Erneut öffnete der Lakai die Eingangstür, und Guilford betrat den Club.
Dass dieser verflixte Mann ihr Herz zum Rasen zu bringen vermochte wegen nichts – gar nichts!
„Guten Abend, Euer Gnaden.“ Irgendwie schaffte sie es, nicht zu erröten und angemessen zu knicksen. „Wir freuen uns sehr, dass Sie uns die Ehre erweisen.“
„Was für ein Unsinn, Miss Penny“, sagte er grinsend, nahm ihre Hand und hob sie gerade hoch genug, dass er die Luft darüber küssen konnte. „Nach dem gestrigen Abend wäre es Ihnen doch lieber, ich würde mich nie mehr in Ihrem Etablissement blicken lassen.“
Sie entzog ihm anmutig ihre Finger und schenkte ihm ein liebenswürdiges Lächeln. „Keineswegs, Euer Gnaden. Sie spielen so schlecht und verlieren so oft, da würde Ihr Fernbleiben einen großen Verlust für uns bedeuten.“
Er stellte er sich neben sie, wie er es häufig tat. Niemandem, der sie beisammen sah, würde auffallen, dass an diesem Abend etwas anders war.
„Dann haben Sie eine höchst merkwürdige Art, mir Ihre geldgierige Zuneigung zu zeigen, Miss Penny“, sagte er. „Gestern Abend hielten Sie die Stellung nicht einmal lange genug, um mir süße Träume zu wünschen, geschweige denn meine Taschen zu leeren.“
Unverändert freundlich lächelnd neigte sie den Kopf in Richtung zweier weiterer hereinkommender Gentlemen. „Es war ein langer Tag, Guilford.
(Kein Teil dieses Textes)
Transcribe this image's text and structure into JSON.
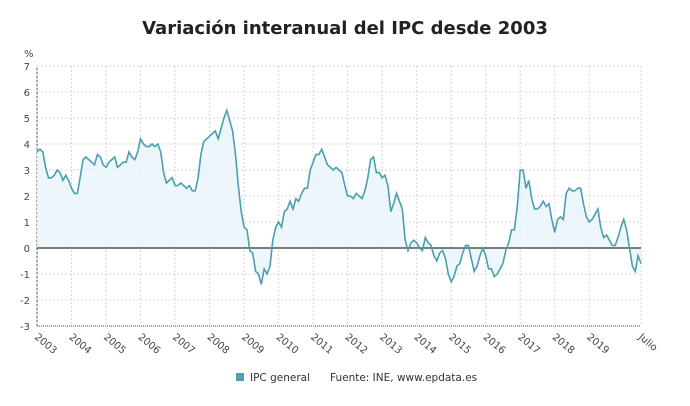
{
  "chart_data": {
    "type": "area",
    "title": "Variación interanual del IPC desde 2003",
    "ylabel": "%",
    "xlabel": "",
    "ylim": [
      -3,
      7
    ],
    "yticks": [
      7,
      6,
      5,
      4,
      3,
      2,
      1,
      0,
      -1,
      -2,
      -3
    ],
    "xticks": [
      "2003",
      "2004",
      "2005",
      "2006",
      "2007",
      "2008",
      "2009",
      "2010",
      "2011",
      "2012",
      "2013",
      "2014",
      "2015",
      "2016",
      "2017",
      "2018",
      "2019",
      "Julio"
    ],
    "grid": true,
    "legend_position": "bottom",
    "start": "2003-01",
    "end": "2020-07",
    "frequency": "monthly",
    "series": [
      {
        "name": "IPC general",
        "color": "#4a9fb0",
        "values": [
          3.7,
          3.8,
          3.7,
          3.1,
          2.7,
          2.7,
          2.8,
          3.0,
          2.9,
          2.6,
          2.8,
          2.6,
          2.3,
          2.1,
          2.1,
          2.7,
          3.4,
          3.5,
          3.4,
          3.3,
          3.2,
          3.6,
          3.5,
          3.2,
          3.1,
          3.3,
          3.4,
          3.5,
          3.1,
          3.2,
          3.3,
          3.3,
          3.7,
          3.5,
          3.4,
          3.7,
          4.2,
          4.0,
          3.9,
          3.9,
          4.0,
          3.9,
          4.0,
          3.7,
          2.9,
          2.5,
          2.6,
          2.7,
          2.4,
          2.4,
          2.5,
          2.4,
          2.3,
          2.4,
          2.2,
          2.2,
          2.7,
          3.6,
          4.1,
          4.2,
          4.3,
          4.4,
          4.5,
          4.2,
          4.6,
          5.0,
          5.3,
          4.9,
          4.5,
          3.6,
          2.4,
          1.4,
          0.8,
          0.7,
          -0.1,
          -0.2,
          -0.9,
          -1.0,
          -1.4,
          -0.8,
          -1.0,
          -0.7,
          0.3,
          0.8,
          1.0,
          0.8,
          1.4,
          1.5,
          1.8,
          1.5,
          1.9,
          1.8,
          2.1,
          2.3,
          2.3,
          3.0,
          3.3,
          3.6,
          3.6,
          3.8,
          3.5,
          3.2,
          3.1,
          3.0,
          3.1,
          3.0,
          2.9,
          2.4,
          2.0,
          2.0,
          1.9,
          2.1,
          2.0,
          1.9,
          2.2,
          2.7,
          3.4,
          3.5,
          2.9,
          2.9,
          2.7,
          2.8,
          2.4,
          1.4,
          1.7,
          2.1,
          1.8,
          1.5,
          0.3,
          -0.1,
          0.2,
          0.3,
          0.2,
          0.0,
          -0.1,
          0.4,
          0.2,
          0.1,
          -0.3,
          -0.5,
          -0.2,
          -0.1,
          -0.4,
          -1.0,
          -1.3,
          -1.1,
          -0.7,
          -0.6,
          -0.2,
          0.1,
          0.1,
          -0.4,
          -0.9,
          -0.7,
          -0.3,
          0.0,
          -0.3,
          -0.8,
          -0.8,
          -1.1,
          -1.0,
          -0.8,
          -0.6,
          -0.1,
          0.2,
          0.7,
          0.7,
          1.6,
          3.0,
          3.0,
          2.3,
          2.6,
          1.9,
          1.5,
          1.5,
          1.6,
          1.8,
          1.6,
          1.7,
          1.1,
          0.6,
          1.1,
          1.2,
          1.1,
          2.1,
          2.3,
          2.2,
          2.2,
          2.3,
          2.3,
          1.7,
          1.2,
          1.0,
          1.1,
          1.3,
          1.5,
          0.8,
          0.4,
          0.5,
          0.3,
          0.1,
          0.1,
          0.4,
          0.8,
          1.1,
          0.7,
          0.0,
          -0.7,
          -0.9,
          -0.3,
          -0.6
        ]
      }
    ],
    "source": "Fuente: INE, www.epdata.es"
  }
}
Ich war so erschöpft, dass ich mich keinen Augenblick länger auf den Beinen halten konnte.“
„Ich hätte Sie nach oben getragen und persönlich zu Bett gebracht.“ Wie zufällig strich er mit den Fingern über ihren Arm.
Sie wich ein Stück von seiner Hand zurück. „Leider besteht darauf für Sie keinerlei Aussicht.“
„Ich weiß“, erwiderte er träge. „Deshalb gefiel es Ihnen so gut in meiner Kutsche.“
„Es reicht, Guilford, wenn das alles ist, was Sie …“
„Sind Sie heute Morgen bei den Konstablern gewesen und haben ihnen gemeldet, was gestern Nacht passiert ist?“
Sie warf ihm einen finsteren Blick zu. „Guilford, ich erklärte Ihnen doch bereits, dass ich das nicht tun werde. Wir haben beträchtliche Vorsichtsmaßnahmen getroffen, um sicherzustellen, dass am Hazard-Tisch nicht betrogen wird. Abgesehen von den Briefen gibt es keinen einzigen Hinweis, dass irgendwer falschspielt.“
„Briefe?“, fragte er scharf. „Dann haben Sie noch einen bekommen, Amariah?“
„Wie ich schon sagte, ich gehe nicht zu den Konstablern, also Schluss damit“, wich sie aus. Guilford war klug; das war eines der Dinge, die sie an ihm mochte.